Mas as incongruências seguem no filme. Depois de ser permanentemente violentada pela masculinidade tóxica, o final destinado a Alexia frustra, e muito. Titane merecia ofertar a Alexia alguma forma de redenção, depois de tanta agressão sofrida. Mas se aquele corpo supurava óleo de carro para lembrar a Alexia e a nós a origem de sua desgraça (afinal um corpo que nunca foi passivo, pelo contrário, sempre foi afirmativo frente às violências sofridas), porque ser ao final penalizado mais uma vez? Julia Ducournau oferta a Alexia um final melancólico, eivado de vazio e dor sem fim.
A discussão sobre a masculinidade tóxica se esvai pelo ralo e a redenção final cabe ao personagem masculino de Vincent Lindon, um pai viajandão, cravado por culpas e anabolizado (um tipo também de homem-máquina), um tipo que merece ganhar uma espécie de pai do ano por adotar Alexia como menino e depois como menina (além de resgatar um mínimo de lastro afetivo nela).

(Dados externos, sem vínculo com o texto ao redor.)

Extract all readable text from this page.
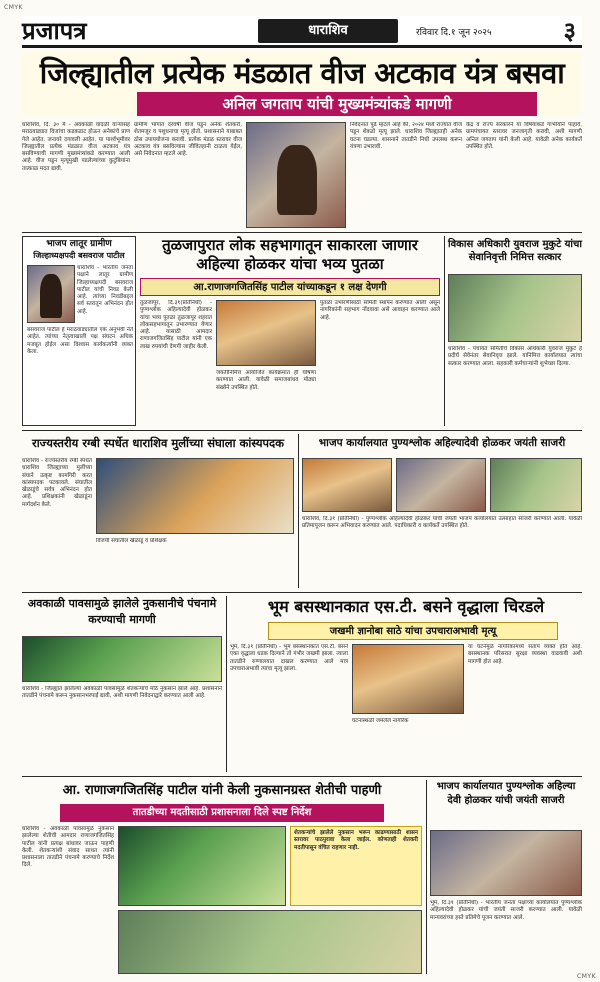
CMYK
CMYK
प्रजापत्र	धाराशिव	रविवार दि.१ जून २०२५	३
जिल्ह्यातील प्रत्येक मंडळात वीज अटकाव यंत्र बसवा
अनिल जगताप यांची मुख्यमंत्र्यांकडे मागणी
धाराशिव, दि. ३० मे - अवकाळी वादळी वाऱ्यासह मराठवाड्यात विजांचा कडकडाट होऊन अनेकांचे प्राण गेले आहेत. जनावरे दगावली आहेत. या पार्श्वभूमीवर जिल्ह्यातील प्रत्येक मंडळात वीज अटकाव यंत्र बसविण्याची मागणी मुख्यमंत्र्यांकडे करण्यात आली आहे. वीज पडून मृत्यूमुखी पडलेल्यांच्या कुटुंबियांना तात्काळ मदत द्यावी.
ग्रामीण भागात दरवर्षी वीज पडून अनेक शेतकरी, शेतमजूर व पशुधनाचा मृत्यू होतो. प्रशासनाने याबाबत ठोस उपाययोजना करावी. प्रत्येक मंडळ स्तरावर वीज अटकाव यंत्र बसविल्यास जीवितहानी टाळता येईल, असे निवेदनात म्हटले आहे.
निवेदनात पुढे म्हटले आहे की, २०२४ मध्ये राज्यात वीज पडून शेकडो मृत्यू झाले. धाराशिव जिल्ह्यातही अनेक घटना घडल्या. शासनाने तातडीने निधी उपलब्ध करून यंत्रणा उभारावी.
केंद्र व राज्य सरकारने या विषयाकडे गांभीर्याने पाहावे. ग्रामपंचायत स्तरावर जनजागृती करावी, अशी मागणी अनिल जगताप यांनी केली आहे. यावेळी अनेक कार्यकर्ते उपस्थित होते.
भाजप लातूर ग्रामीण
जिल्हाध्यक्षपदी बसवराज पाटील
धाराशिव - भारतीय जनता पक्षाने लातूर ग्रामीण जिल्हाध्यक्षपदी बसवराज पाटील यांची निवड केली आहे. त्यांच्या निवडीबद्दल सर्व स्तरातून अभिनंदन होत आहे.
बसवराज पाटील हे मराठवाड्यातील एक अनुभवी नेते आहेत. त्यांच्या नेतृत्वाखाली पक्ष संघटन अधिक मजबूत होईल असा विश्वास कार्यकर्त्यांनी व्यक्त केला.
तुळजापुरात लोक सहभागातून साकारला जाणार अहिल्या होळकर यांचा भव्य पुतळा
आ.राणाजगजितसिंह पाटील यांच्याकडून १ लक्ष देणगी
तुळजापूर, दि.३१(प्रतिनिधी) - पुण्यश्लोक अहिल्यादेवी होळकर यांचा भव्य पुतळा तुळजापूर शहरात लोकसहभागातून उभारण्यात येणार आहे. यासाठी आमदार राणाजगजितसिंह पाटील यांनी एक लाख रुपयांची देणगी जाहीर केली.
जयंतीनिमित्त आयोजित कार्यक्रमात ही घोषणा करण्यात आली. यावेळी समाजबांधव मोठ्या संख्येने उपस्थित होते.
पुतळा उभारणीसाठी समिती स्थापन करण्यात आली असून नागरिकांनी सहभाग नोंदवावा असे आवाहन करण्यात आले आहे.
विकास अधिकारी युवराज मुकुटे यांचा सेवानिवृत्ती निमित्त सत्कार
धाराशिव - पंचायत समितीचे विकास अधिकारी युवराज मुकुटे हे प्रदीर्घ सेवेनंतर सेवानिवृत्त झाले. यानिमित्त कार्यालयात त्यांचा सत्कार करण्यात आला. सहकारी कर्मचाऱ्यांनी शुभेच्छा दिल्या.
राज्यस्तरीय रग्बी स्पर्धेत धाराशिव मुलींच्या संघाला कांस्यपदक
धाराशिव - राज्यस्तरीय रग्बी स्पर्धेत धाराशिव जिल्ह्याच्या मुलींच्या संघाने उत्कृष्ट कामगिरी करत कांस्यपदक पटकावले. संघातील खेळाडूंचे सर्वत्र अभिनंदन होत आहे. प्रशिक्षकांनी खेळाडूंना मार्गदर्शन केले.
विजयी संघातील खेळाडू व प्रशिक्षक
भाजप कार्यालयात पुण्यश्लोक अहिल्यादेवी होळकर जयंती साजरी
धाराशिव, दि.३१ (प्रतिनिधी) - पुण्यश्लोक अहिल्यादेवी होळकर यांची जयंती भाजप कार्यालयात उत्साहात साजरी करण्यात आली. यावेळी प्रतिमापूजन करून अभिवादन करण्यात आले. पदाधिकारी व कार्यकर्ते उपस्थित होते.
अवकाळी पावसामुळे झालेले नुकसानीचे पंचनामे करण्याची मागणी
धाराशिव - जिल्ह्यात झालेल्या अवकाळी पावसामुळे शेतकऱ्यांचे मोठे नुकसान झाले आहे. प्रशासनाने तातडीने पंचनामे करून नुकसानभरपाई द्यावी, अशी मागणी निवेदनाद्वारे करण्यात आली आहे.
भूम बसस्थानकात एस.टी. बसने वृद्धाला चिरडले
जखमी ज्ञानोबा साठे यांचा उपचाराअभावी मृत्यू
भूम, दि.३१ (प्रतिनिधी) - भूम बसस्थानकात एस.टी. बसने एका वृद्धाला धडक दिल्याने तो गंभीर जखमी झाला. त्याला तातडीने रुग्णालयात दाखल करण्यात आले मात्र उपचाराअभावी त्याचा मृत्यू झाला.
घटनास्थळी जमलेले नागरिक
या घटनेमुळे नागरिकांमध्ये संताप व्यक्त होत आहे. बसस्थानक परिसरात सुरक्षा व्यवस्था वाढवावी अशी मागणी होत आहे.
आ. राणाजगजितसिंह पाटील यांनी केली नुकसानग्रस्त शेतीची पाहणी
तातडीच्या मदतीसाठी प्रशासनाला दिले स्पष्ट निर्देश
धाराशिव - अवकाळी पावसामुळे नुकसान झालेल्या शेतीची आमदार राणाजगजितसिंह पाटील यांनी प्रत्यक्ष बांधावर जाऊन पाहणी केली. शेतकऱ्यांशी संवाद साधत त्यांनी प्रशासनाला तातडीने पंचनामे करण्याचे निर्देश दिले.
शेतकऱ्यांचे झालेले नुकसान भरून काढण्यासाठी शासन स्तरावर पाठपुरावा केला जाईल. कोणताही शेतकरी मदतीपासून वंचित राहणार नाही.
भाजप कार्यालयात पुण्यश्लोक अहिल्या देवी होळकर यांची जयंती साजरी
भूम, दि.३१ (प्रतिनिधी) - भारतीय जनता पक्षाच्या कार्यालयात पुण्यश्लोक अहिल्यादेवी होळकर यांची जयंती साजरी करण्यात आली. यावेळी मान्यवरांच्या हस्ते प्रतिमेचे पूजन करण्यात आले.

Em uma atitude cristã, Julia parece acreditar que é possível reconstruir a mesma sociedade podre por meio da redenção de um solitário pai, esquecendo-se que a toxidade não pode ser resolvida a partir de uma atitude isolada ou de uma única pessoa, pois ela é um fenômeno histórico. O que está envenenado precisa ruir e por isso Julia atirou em um alvo importante de ser atingido, mas acabou por acertar o vazio, por não conseguir calibrar a potente arma que tinha nas mãos.